Depuis l’explosion de ChatGPT fin 2022, la question est sur toutes les lèvres : sur quoi ont été entraînés ces modèles qui semblent tout savoir ? La réponse, souvent floue, renvoie généralement à des quantités astronomiques de données prélevées sur le web… parfois sans autorisation explicite des ayants droit.

Les procès se multiplient aux États-Unis et en Europe. Des journaux, des agences de presse, des romanciers, des photographes, des musiciens : presque tous les secteurs créatifs ont porté plainte ou menacent de le faire. Face à cette pression judiciaire croissante, plusieurs géants ont choisi la voie de l’apaisement : celle des accords commerciaux.

« Les éditeurs cherchent désespérément un modèle économique viable à l’ère de l’IA générative. »

Un dirigeant de média américain anonyme

OpenAI a multiplié les signatures avec des grands noms : Associated Press, Le Monde, Axel Springer, News Corp, The Atlantic… Microsoft n’est pas en reste et a même lancé officiellement son Publisher Content Marketplace (PCM) fin 2025, présenté comme une plateforme transparente permettant aux éditeurs de monétiser leurs contenus à destination des systèmes d’IA.

Amazon arrive-t-il trop tard… ou pile au bon moment ?

Certains observateurs estiment qu’Amazon arrive après la bataille. Les plus gros poissons ont déjà été pêchés par OpenAI et consorts. Pourtant, plusieurs éléments laissent penser que le géant du e-commerce pourrait bien créer la surprise :

  • Sa puissance financière colossale, capable de faire des offres très agressives
  • L’infrastructure AWS, déjà utilisée par une immense partie des startups IA et des grands groupes
  • Une relation historique avec de nombreux éditeurs via Kindle, la publicité, le retail et désormais l’IA générative
  • Une capacité unique à créer des marketplaces à très grande échelle (regardez simplement Amazon Marketplace pour le commerce classique)

Contrairement à Microsoft qui cible surtout les très gros éditeurs, Amazon pourrait miser sur un modèle plus inclusif, permettant à des médias de taille moyenne voire petite de participer. Une démocratisation de la monétisation IA qui pourrait séduire une large partie de l’écosystème.

Quel modèle économique pour les éditeurs ?

La grande question que se posent aujourd’hui tous les directeurs de la publication reste la suivante : combien ? Combien peut valoir un article ? Un fonds d’archive ? Une catégorie entière de contenus spécialisés ?

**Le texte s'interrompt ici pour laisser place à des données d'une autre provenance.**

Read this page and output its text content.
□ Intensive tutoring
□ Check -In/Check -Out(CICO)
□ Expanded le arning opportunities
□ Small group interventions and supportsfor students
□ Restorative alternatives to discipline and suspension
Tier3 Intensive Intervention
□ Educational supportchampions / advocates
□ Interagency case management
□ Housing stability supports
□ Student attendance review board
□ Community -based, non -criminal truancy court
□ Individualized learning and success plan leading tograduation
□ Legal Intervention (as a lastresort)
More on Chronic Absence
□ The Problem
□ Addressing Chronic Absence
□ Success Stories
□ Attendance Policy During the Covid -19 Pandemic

Les premiers accords publics montrent des écarts considérables. Certains contrats se chiffreraient en dizaines de millions par an pour les très gros médias nationaux. D’autres se contenteraient de quelques centaines de milliers d’euros pour des acteurs régionaux ou spécialisés.

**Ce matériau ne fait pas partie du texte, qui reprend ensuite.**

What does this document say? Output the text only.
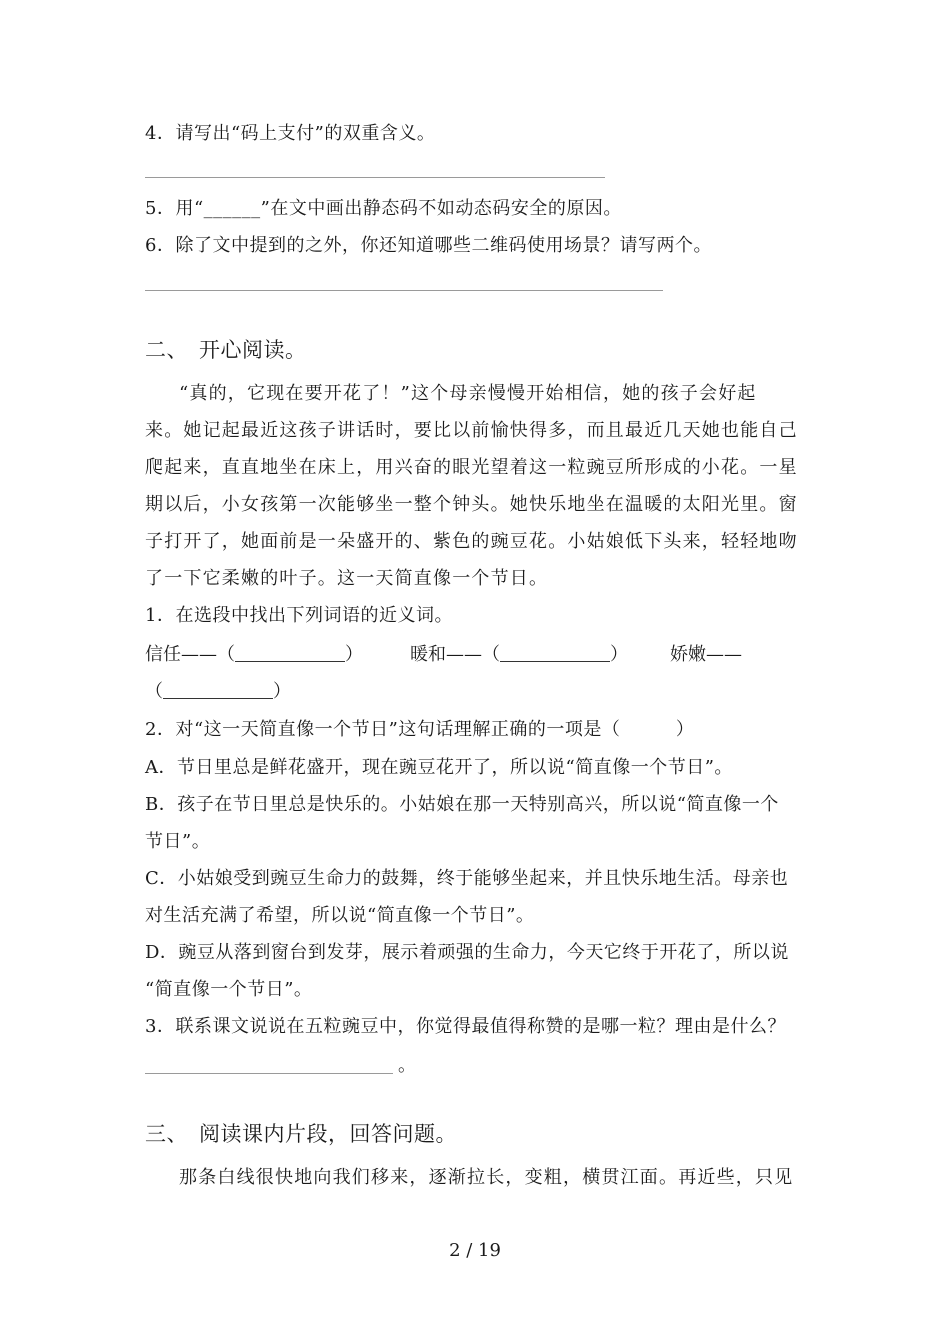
4．请写出“码上支付”的双重含义。
5．用“______”在文中画出静态码不如动态码安全的原因。
6．除了文中提到的之外，你还知道哪些二维码使用场景？请写两个。
二、　开心阅读。
“真的，它现在要开花了！”这个母亲慢慢开始相信，她的孩子会好起
来。她记起最近这孩子讲话时，要比以前愉快得多，而且最近几天她也能自己
爬起来，直直地坐在床上，用兴奋的眼光望着这一粒豌豆所形成的小花。一星
期以后，小女孩第一次能够坐一整个钟头。她快乐地坐在温暖的太阳光里。窗
子打开了，她面前是一朵盛开的、紫色的豌豆花。小姑娘低下头来，轻轻地吻
了一下它柔嫩的叶子。这一天简直像一个节日。
1．在选段中找出下列词语的近义词。
信任——（	）	暖和——（	） 娇嫩——
（	）
2．对“这一天简直像一个节日”这句话理解正确的一项是（　　　）
A．节日里总是鲜花盛开，现在豌豆花开了，所以说“简直像一个节日”。
B．孩子在节日里总是快乐的。小姑娘在那一天特别高兴，所以说“简直像一个
节日”。
C．小姑娘受到豌豆生命力的鼓舞，终于能够坐起来，并且快乐地生活。母亲也
对生活充满了希望，所以说“简直像一个节日”。
D．豌豆从落到窗台到发芽，展示着顽强的生命力，今天它终于开花了，所以说
“简直像一个节日”。
3．联系课文说说在五粒豌豆中，你觉得最值得称赞的是哪一粒？理由是什么？
。
三、　阅读课内片段，回答问题。
那条白线很快地向我们移来，逐渐拉长，变粗，横贯江面。再近些，只见
2 / 19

Avec une marketplace, Amazon pourrait introduire davantage de transparence et de fluidité dans la tarification. On peut imaginer différents modèles :

  1. Paiement au clic / à la consultation par l’IA
  2. Licence forfaitaire annuelle par volume ou par catégorie
  3. Rémunération à la performance (leads générés, trafic retour, etc.)
  4. Vente de datasets pré-qualifiés et nettoyés
  5. Modèle d’abonnement donnant accès à un catalogue complet

Chaque formule présente des avantages et des inconvénients. Mais l’essentiel est ailleurs : pour la première fois, les éditeurs ne seraient plus uniquement en position de plaignants ou de victimes, mais bien de vendeurs actifs sur un marché en pleine explosion.

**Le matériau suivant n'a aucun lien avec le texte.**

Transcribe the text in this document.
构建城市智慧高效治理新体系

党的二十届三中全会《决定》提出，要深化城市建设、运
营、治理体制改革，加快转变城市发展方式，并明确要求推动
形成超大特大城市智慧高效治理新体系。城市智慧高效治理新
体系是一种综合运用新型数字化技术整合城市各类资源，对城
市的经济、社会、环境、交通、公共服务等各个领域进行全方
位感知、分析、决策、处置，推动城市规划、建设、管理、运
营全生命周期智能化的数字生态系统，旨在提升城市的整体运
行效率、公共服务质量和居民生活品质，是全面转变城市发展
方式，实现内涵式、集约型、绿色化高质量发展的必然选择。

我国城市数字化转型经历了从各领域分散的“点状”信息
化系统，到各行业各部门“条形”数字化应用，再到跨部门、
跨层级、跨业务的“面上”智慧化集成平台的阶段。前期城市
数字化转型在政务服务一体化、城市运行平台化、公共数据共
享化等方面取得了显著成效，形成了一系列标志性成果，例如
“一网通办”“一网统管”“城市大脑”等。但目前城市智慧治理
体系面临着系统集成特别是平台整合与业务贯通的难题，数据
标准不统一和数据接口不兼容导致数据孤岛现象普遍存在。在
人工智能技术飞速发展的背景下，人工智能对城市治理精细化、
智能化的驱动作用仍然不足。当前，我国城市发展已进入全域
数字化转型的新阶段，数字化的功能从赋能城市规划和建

Les défis techniques et éthiques qui attendent Amazon

Créer une telle plateforme ne s’improvise pas. Plusieurs chantiers titanesques attendent les équipes d’Amazon :

  • Comment garantir la traçabilité et la provenance des contenus ?
  • Comment empêcher les utilisations abusives ou hors contrat ?
  • Comment gérer les métadonnées, les droits voisins, les œuvres multimédias (images, vidéos) ?
  • Comment construire un moteur de recherche sémantique performant pour que les entreprises d’IA trouvent rapidement les contenus dont elles ont besoin ?
  • Comment éviter que la plateforme ne devienne un outil de dumping massif de contenus à bas prix ?

Autant de questions auxquelles Amazon devra répondre s’il veut gagner la confiance des éditeurs… et éviter de nouveaux scandales.

Et si c’était la fin du gratuit absolu sur internet ?

Depuis vingt-cinq ans, le web fonctionne largement sur le modèle du gratuit financé par la publicité. Mais cette équation est en train de s’effondrer sous les coups de boutoir des bloqueurs de pub, des changements d’algorithmes et… de l’IA elle-même qui synthétise l’information sans renvoyer vers la source.

« L’IA générative est en train de casser le modèle du clic. La seule solution est de vendre directement la matière première : le contenu. »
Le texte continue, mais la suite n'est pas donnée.